The Data Science Club presents Hands-on Machine Learning Training for Beginners in Python. This is a 6-week long training program and it is scheduled every Saturday 12:00pm - 1:00pm from  September 14th. Read through for more details -



  1. This training program is designed for beginners in machine learning. 

  2. The event is free and open for Data Science Club members. (Undergrad, graduate and doctorate students)

  3. After 6-week classes given, participants start their own projects under the guidance of mentors. 

  4. A team should consist of 3 – 5 students and there are no restrictions on the software and programming language used.

  5. The prizes and the certificates will be given to trainees through a project presentation at the beginning of 2020 Spring semester. 

Curriculum (Every Saturday 12:00pm - 1:00pm at JSOM)

September 14th - 1. Introduction to Machine Learning 

    This module introduces basic machine learning concepts, tasks, and workflow using an example problem. , and implemented using the scikit-learn library. Don't worry, we will start from setting up the environment for all the codes we will go through. 

 Learning Objectives:

  1.  Demonstrate the understanding of basic machine learning concepts and workflow

  2.  Distinguish between different types of machine learning tasks, based on examples of how they are applied to real-world problems



September 21st – 2. Data Manipulation with Pandas and Numpy

   In this module you'll learn the fundamentals of one of the most important toolkits Python has for data cleaning and processing -- Pandas.
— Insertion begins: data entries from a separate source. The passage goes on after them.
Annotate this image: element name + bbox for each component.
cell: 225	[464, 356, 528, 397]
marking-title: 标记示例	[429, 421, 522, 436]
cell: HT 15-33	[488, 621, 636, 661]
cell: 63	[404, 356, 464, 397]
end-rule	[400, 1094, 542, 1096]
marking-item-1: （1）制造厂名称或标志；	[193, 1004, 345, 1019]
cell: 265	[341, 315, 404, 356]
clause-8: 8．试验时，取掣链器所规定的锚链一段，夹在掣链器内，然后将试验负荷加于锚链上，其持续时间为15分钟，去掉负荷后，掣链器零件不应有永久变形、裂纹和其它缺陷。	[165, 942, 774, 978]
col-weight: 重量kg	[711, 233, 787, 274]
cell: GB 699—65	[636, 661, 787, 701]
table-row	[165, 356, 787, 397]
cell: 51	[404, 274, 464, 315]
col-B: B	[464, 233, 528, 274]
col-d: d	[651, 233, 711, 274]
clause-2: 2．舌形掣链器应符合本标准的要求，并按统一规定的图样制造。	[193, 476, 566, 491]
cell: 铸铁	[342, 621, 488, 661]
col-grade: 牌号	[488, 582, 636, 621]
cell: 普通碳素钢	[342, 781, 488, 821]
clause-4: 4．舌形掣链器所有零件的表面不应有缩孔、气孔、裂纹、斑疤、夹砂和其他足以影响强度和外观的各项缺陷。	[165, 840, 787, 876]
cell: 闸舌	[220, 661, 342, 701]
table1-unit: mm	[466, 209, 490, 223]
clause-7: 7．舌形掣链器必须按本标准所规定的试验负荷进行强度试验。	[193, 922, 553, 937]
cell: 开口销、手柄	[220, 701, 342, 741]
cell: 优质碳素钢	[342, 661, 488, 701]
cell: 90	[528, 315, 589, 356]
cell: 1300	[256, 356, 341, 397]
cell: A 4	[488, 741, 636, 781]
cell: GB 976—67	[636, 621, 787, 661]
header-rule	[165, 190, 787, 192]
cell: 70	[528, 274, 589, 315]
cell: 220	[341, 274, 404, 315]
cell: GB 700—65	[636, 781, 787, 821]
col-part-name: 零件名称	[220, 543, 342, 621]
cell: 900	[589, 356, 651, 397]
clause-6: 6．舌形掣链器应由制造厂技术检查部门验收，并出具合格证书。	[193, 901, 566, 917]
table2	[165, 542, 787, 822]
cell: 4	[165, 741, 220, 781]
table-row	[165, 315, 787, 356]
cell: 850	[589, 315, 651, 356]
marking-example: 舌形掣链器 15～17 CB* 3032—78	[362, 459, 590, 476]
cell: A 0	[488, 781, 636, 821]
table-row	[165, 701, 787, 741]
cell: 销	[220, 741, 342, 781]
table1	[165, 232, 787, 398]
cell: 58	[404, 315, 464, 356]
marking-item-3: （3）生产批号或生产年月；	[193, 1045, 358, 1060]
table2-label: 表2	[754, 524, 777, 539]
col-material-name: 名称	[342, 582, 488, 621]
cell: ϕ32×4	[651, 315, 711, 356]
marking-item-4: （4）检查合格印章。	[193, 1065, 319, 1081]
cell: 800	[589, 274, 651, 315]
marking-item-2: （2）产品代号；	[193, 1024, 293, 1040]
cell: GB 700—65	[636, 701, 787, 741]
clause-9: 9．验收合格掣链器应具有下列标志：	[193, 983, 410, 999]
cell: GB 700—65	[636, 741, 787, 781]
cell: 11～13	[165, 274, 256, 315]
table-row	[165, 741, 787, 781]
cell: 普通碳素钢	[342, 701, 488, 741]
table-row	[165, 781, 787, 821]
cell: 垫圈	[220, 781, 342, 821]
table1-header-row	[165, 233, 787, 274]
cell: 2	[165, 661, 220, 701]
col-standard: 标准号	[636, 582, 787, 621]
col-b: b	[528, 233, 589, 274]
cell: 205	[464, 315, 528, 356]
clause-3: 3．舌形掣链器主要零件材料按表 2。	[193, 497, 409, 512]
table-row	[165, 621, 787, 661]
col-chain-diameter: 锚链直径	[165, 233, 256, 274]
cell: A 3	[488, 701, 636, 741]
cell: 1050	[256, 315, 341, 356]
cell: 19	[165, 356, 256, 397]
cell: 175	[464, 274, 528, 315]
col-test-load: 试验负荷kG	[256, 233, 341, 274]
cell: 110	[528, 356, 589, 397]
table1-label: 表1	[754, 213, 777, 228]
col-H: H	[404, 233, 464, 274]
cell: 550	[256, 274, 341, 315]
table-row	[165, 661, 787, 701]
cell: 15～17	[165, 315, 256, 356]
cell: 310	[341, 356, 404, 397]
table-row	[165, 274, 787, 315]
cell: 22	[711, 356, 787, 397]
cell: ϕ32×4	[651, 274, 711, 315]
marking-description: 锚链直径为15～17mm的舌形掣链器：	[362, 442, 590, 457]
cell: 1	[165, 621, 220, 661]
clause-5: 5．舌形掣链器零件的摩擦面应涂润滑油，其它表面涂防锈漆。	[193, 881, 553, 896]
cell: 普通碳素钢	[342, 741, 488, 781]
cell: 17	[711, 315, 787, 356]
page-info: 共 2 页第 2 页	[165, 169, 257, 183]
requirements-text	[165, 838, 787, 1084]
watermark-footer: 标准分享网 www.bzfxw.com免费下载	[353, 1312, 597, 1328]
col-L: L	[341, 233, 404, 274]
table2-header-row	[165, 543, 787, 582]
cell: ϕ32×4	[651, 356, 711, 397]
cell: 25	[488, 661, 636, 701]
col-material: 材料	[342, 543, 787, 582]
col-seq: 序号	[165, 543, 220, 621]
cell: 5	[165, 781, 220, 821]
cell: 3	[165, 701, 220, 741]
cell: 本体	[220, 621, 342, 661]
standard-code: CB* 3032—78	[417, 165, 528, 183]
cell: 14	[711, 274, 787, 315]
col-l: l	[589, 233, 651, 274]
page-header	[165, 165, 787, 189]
You'll learn how to read data into DataFrame structures, how to query these structures, and the details about such structures are indexed.


Learning Objectives:

  1. Apply fundamentals of data manipulation using Pandas

  2. Use Python and Pandas to take tabular data, clean it, and run basic inferential statistical analyses



September 28th, October 19th – 3. Supervised Learning 

   This module dives into a wider variety of supervised learning methods for both classification and regression, learning about the connection between model complexity and generalization performance, the importance of proper feature scaling, and how to control model complexity by applying techniques like regularization to avoid overfitting.

Learning Objectives:

  1. Demonstrate the understanding on how different supervised learning algorithms - in particular, those based on linear models - estimate their own parameters from data to make new predictions

  2. Demonstrate the understanding of the strengths and weaknesses of particular supervised learning methods in order to apply the right algorithm for a given task

  3. Apply specific supervised machine learning algorithms in Python with scikit-learn

October 26th – 4. Model Evaluation

   This module covers evaluation and model selection methods that you can use to help understand and optimize the performance of your machine learning models.

Learning Objectives:

  1. Demonstrate the understanding on why accuracy alone can be an inadequate metric for getting a more complete picture of a classifier's performance

  2. Demonstrate the understanding of the motivation and definition of a variety of important evaluation metrics in machine learning and how to interpret the results of using a given evaluation metric

November 2nd – 5. Ensemble Learning

   This module covers more advanced supervised learning methods that include ensembles of trees (random forests, gradient boosted trees), bagging, pasting, voting classifier, and adaboost.

Learning Objectives:

  1. Apply the right algorithm for a given task by understanding the strengths and weaknesses of additional supervised learning methods.

  2. Apply additional types of supervised machine learning algorithms in Python with scikit-learn.

November 9th – 6. Dimension Reduction

   In this module, we introduce Principal Components Analysis, and show how it can be used for data compression to speed up learning algorithms as well as for visualizations of complex datasets

Learning Objectives:

  1. Learn about the curse of dimensionality and get a sense of what goes on in high-dimensional space.

  2. Learn and apply two main approaches to reduce dimensionality, PCA and LLE.

November 16th – 7. Choose Your Project 

   Based on the materials learning from modules, we group a team and start our own projects. Participants can choose whatever data and problem statements they want with your teammates. You can check projects DSC members did last semester from this page.

February 2020– 8. Project Presentation 

   Based on the materials learning from modules, we are going to present our data science projects. There will be a feedback session, during which the panel comprising of industry professionals and professors will provide their valuable opinions and insights on the projects. This is not only a good chance to see how the team’s approach and solve real-world data science problems, but it is also a good opportunity to network with experts from the industry and seek guidance from experienced students. (Details will be announced later.)